Je vous préviens, je n’aime pas trop qu’on vienne me spoiler un film, une série... ou un concert. Jamais compris le besoin irrépressible de ne pas laisser agir l’effet de surprise, si excitant lorsqu’il est parfaitement tourné, et ainsi succomber au stress du cliffhanger, certes un poil masochiste, mais ô combien jouissif sur le plan émotionnel. Et ça marche donc aussi avec les concerts : aujourd’hui avec internet, on peut hélas déjà tout connaître à l’avance du programme de la soirée, et même des semaines en amont tant, pour certains artistes, la set-list restera figée sans la moindre variation. Oh, ceci permettra aux plus appliqués d’apprendre par cœur les paroles des morceaux attendus sans avoir à se farcir tout le catalogue, et aux autres... eh bien de ne pas profiter de la spontanéité de la découverte. Pour d’autres, ils anticiperont ainsi l’heure précise du réapprovisionnement en bières au moment du morceau le moins aimé, d’aller s’en décharger le volume aux toilettes, ou de passer un coup de fil à sa conjointe pour se déculpabiliser de l’avoir laissée toute seule.

Or avec cette tournée ''Here Comes The Pain'', l’exercice est quelque peu différent : on savait bien au préalable que cet événement très spécial était strictement consacré à la célébration du premier album « Slipknot » paru en juin 1999, et dont on allait fêter tous ensemble le 25e anniversaire au cours d’une série de dates exceptionnelles. Mais ça, déjà, certains ne l’avaient pas forcément intégré. « Here comes the pain », c’est ce sample (extrait d’un dialogue d’Al Pacino dans Carlito’s Way – ou L’Impasse en français, bien que « v’là la douleur », ça pète moins) qui donne toute sa dynamique au premier véritable morceau de l’album, ''(sic)'', déclenchant ainsi toute la frénésie de l’expérience – ici en live.
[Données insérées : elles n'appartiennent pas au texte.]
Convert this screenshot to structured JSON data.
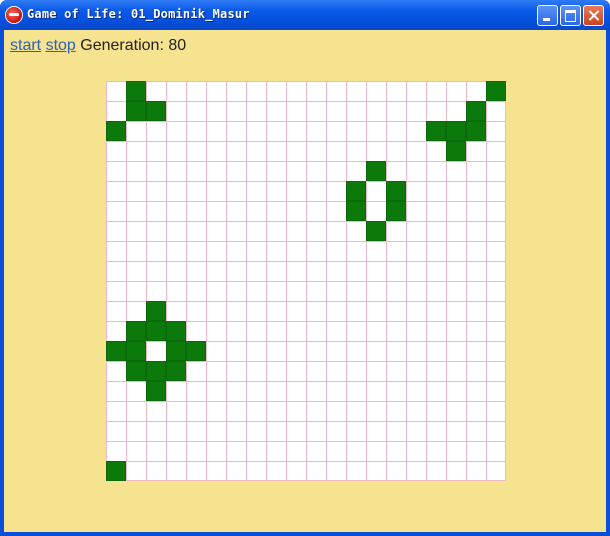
{
  "window": {
    "title": "Game of Life: 01_Dominik_Masur",
    "buttons": [
      "minimize",
      "maximize",
      "close"
    ]
  },
  "controls": {
    "start_label": "start",
    "stop_label": "stop",
    "generation_label": "Generation:",
    "generation_value": "80"
  },
  "board": {
    "columns": 20,
    "rows": 20,
    "cell_color": "#0b7a0b",
    "background_color": "#ffffff",
    "grid_line_color": "#f0b8c6",
    "live_cells": [
      [
        1,
        0
      ],
      [
        19,
        0
      ],
      [
        1,
        1
      ],
      [
        2,
        1
      ],
      [
        18,
        1
      ],
      [
        0,
        2
      ],
      [
        16,
        2
      ],
      [
        17,
        2
      ],
      [
        18,
        2
      ],
      [
        17,
        3
      ],
      [
        13,
        4
      ],
      [
        12,
        5
      ],
      [
        14,
        5
      ],
      [
        12,
        6
      ],
      [
        14,
        6
      ],
      [
        13,
        7
      ],
      [
        2,
        11
      ],
      [
        1,
        12
      ],
      [
        2,
        12
      ],
      [
        3,
        12
      ],
      [
        0,
        13
      ],
      [
        1,
        13
      ],
      [
        3,
        13
      ],
      [
        4,
        13
      ],
      [
        1,
        14
      ],
      [
        2,
        14
      ],
      [
        3,
        14
      ],
      [
        2,
        15
      ],
      [
        0,
        19
      ]
    ]
  },
  "colors": {
    "client_background": "#f5e38f",
    "title_bar": "#0b5ae8",
    "link": "#2b5fb8"
  }
}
Donc, en substance, le concert du soir allait être entièrement dédié à cet anniversaire – avec par conséquent l’album joué en intégralité. « Oui, mais avec ce disque, c’est à peine une petite heure de musique pour environ une quinzaine de chansons ». C’est un fait, indéniable : mais voici quels étaient les termes de nos hôtes, d’autant que Corey nous l’a bien rappelé en début de soirée : tonight, aucune musique ultérieure à 1999 ne sera jouée – voilà le concept, strict et simple. Rappelons que pour l’heure, le groupe n’a rien à vendre, et n’a officiellement pas encore annoncé chez quelle maison de disques il serait bientôt hébergé : le contrat avec Roadrunner n’a pas été renouvelé après un quart de siècle de collaboration, et la tournée ''The End, So Far'' s’est bel et bien achevée depuis un moment. Entre août et décembre 2024, le groupe de l’Iowa a décidé de s’offrir une parenthèse nostalgique non dénuée de profits, tant la commémoration fonctionne auprès des fans : il y a ceux qui y étaient, comme au fameux Élysée Montmartre du 16 décembre 1999, et ceux qui auraient rêvé avoir vécu cette période incroyable de découverte-choc, mais qui ont grandi avec un groupe déjà installé, en étant dorénavant une énorme machine, tant culturelle que marketing.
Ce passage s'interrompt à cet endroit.